One problem that occurred in the SAGE study is that individual tags may have matched to multiple different genes - due to the short length of a tag. We found that the LongSAGE tag maps up to 15 UniGene clusters, while the ShortSAGE and tSAGE tags map up to 279 UniGene clusters. Both long and short SAGE libraries exhibit a large number of orphan tags (no gene information in UniGene), implying the limitation of the UniGene database. Among 100 orphan LongSAGE tags, the complete sequences (17 basepairs) of nine orphan tags match to 17 genomic sequences; four of the orphan tags match to a single genomic sequence. Our data show the potential to resolve 4-9% of orphan LongSAGE tags. Finally, among 400 tSAGE tags showing significant differential expression between AD and control, 79 tags (19.8%) were derived from multiple non-significant LongSAGE tags, implying the false positive results.

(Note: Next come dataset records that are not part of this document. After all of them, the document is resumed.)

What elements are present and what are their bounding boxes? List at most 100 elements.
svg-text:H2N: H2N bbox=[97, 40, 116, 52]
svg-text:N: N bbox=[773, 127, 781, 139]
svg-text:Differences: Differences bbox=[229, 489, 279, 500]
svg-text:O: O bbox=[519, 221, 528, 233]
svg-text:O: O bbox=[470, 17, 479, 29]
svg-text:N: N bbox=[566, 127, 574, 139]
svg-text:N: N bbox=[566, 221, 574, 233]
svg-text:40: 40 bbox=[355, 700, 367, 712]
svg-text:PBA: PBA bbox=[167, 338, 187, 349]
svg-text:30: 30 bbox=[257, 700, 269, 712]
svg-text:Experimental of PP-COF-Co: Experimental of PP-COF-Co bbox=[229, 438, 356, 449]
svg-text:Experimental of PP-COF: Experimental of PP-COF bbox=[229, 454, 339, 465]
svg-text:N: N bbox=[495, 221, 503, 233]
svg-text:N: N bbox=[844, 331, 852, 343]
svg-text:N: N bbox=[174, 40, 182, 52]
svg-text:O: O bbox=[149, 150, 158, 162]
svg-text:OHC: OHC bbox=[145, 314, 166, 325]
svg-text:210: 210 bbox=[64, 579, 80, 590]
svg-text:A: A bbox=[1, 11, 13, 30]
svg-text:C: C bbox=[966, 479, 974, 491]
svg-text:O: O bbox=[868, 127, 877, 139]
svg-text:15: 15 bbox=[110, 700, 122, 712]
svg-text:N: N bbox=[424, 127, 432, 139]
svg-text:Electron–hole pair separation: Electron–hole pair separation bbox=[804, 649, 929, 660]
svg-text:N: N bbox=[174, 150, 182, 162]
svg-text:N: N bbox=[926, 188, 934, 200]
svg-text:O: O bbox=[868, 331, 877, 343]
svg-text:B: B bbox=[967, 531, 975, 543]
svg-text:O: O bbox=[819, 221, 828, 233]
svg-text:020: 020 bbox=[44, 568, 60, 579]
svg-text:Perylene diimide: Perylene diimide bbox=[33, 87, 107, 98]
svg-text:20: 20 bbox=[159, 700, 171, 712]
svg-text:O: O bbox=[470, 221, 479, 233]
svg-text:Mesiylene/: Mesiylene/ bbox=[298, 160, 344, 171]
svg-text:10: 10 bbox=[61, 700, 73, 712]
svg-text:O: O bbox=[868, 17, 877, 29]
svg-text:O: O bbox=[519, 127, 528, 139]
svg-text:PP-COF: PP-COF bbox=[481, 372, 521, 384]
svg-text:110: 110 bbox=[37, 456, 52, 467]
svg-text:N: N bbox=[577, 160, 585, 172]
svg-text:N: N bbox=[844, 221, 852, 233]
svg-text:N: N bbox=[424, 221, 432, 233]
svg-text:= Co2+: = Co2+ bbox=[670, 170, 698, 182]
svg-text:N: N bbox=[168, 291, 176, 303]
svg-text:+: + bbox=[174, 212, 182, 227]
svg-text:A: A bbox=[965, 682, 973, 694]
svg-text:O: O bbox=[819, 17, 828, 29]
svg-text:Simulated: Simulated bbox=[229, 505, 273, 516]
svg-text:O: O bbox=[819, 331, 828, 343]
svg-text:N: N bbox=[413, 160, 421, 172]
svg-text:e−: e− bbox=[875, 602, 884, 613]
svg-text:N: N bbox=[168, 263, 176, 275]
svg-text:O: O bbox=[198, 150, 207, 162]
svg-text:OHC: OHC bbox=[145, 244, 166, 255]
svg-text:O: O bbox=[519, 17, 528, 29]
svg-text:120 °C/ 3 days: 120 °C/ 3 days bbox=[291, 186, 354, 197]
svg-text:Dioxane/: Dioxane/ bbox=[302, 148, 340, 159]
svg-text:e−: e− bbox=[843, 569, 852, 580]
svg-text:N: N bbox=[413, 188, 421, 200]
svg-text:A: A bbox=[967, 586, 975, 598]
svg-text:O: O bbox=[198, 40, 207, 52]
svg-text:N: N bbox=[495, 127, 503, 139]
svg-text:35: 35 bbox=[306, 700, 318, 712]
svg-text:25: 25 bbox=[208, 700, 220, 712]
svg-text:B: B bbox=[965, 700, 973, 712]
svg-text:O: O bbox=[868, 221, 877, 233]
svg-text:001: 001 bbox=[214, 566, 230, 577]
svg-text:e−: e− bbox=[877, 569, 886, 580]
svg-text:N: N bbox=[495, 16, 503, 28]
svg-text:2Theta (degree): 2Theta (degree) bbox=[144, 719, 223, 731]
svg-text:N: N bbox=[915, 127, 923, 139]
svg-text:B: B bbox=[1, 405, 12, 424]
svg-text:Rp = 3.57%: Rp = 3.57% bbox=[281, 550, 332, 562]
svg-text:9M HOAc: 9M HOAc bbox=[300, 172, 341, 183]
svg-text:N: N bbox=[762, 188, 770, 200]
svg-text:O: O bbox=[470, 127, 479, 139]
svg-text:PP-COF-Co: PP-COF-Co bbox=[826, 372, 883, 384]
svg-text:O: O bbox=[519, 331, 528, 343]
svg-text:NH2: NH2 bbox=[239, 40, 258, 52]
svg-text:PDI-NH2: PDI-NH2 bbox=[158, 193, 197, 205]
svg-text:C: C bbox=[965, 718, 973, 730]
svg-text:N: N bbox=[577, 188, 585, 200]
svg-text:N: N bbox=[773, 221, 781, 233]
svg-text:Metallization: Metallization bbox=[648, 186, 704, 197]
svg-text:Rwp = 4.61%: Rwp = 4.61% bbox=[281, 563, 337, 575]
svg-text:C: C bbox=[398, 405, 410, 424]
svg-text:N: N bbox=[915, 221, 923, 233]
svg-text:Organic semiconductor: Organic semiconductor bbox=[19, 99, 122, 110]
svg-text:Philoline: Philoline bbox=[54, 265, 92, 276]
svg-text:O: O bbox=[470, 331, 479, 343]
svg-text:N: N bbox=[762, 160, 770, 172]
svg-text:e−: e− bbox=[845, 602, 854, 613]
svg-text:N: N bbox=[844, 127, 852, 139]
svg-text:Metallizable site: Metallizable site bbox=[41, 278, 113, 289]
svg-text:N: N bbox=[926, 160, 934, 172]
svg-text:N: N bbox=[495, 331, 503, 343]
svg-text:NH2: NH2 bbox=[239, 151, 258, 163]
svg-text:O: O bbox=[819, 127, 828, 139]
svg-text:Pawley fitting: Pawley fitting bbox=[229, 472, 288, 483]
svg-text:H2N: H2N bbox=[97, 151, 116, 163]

Our data show that LongSAGE tags have high specificity in gene mapping compared to ShortSAGE tags. LongSAGE tags show an advantage over ShortSAGE in identifying novel genes by BLAST analysis. Most importantly, the chances of obtaining false positive results are higher for ShortSAGE than LongSAGE libraries due to their specificity in gene mapping. Therefore, it is recommended that the number of corresponding UniGene clusters (gene or ESTs) of a tag for prioritizing the significant results be considered.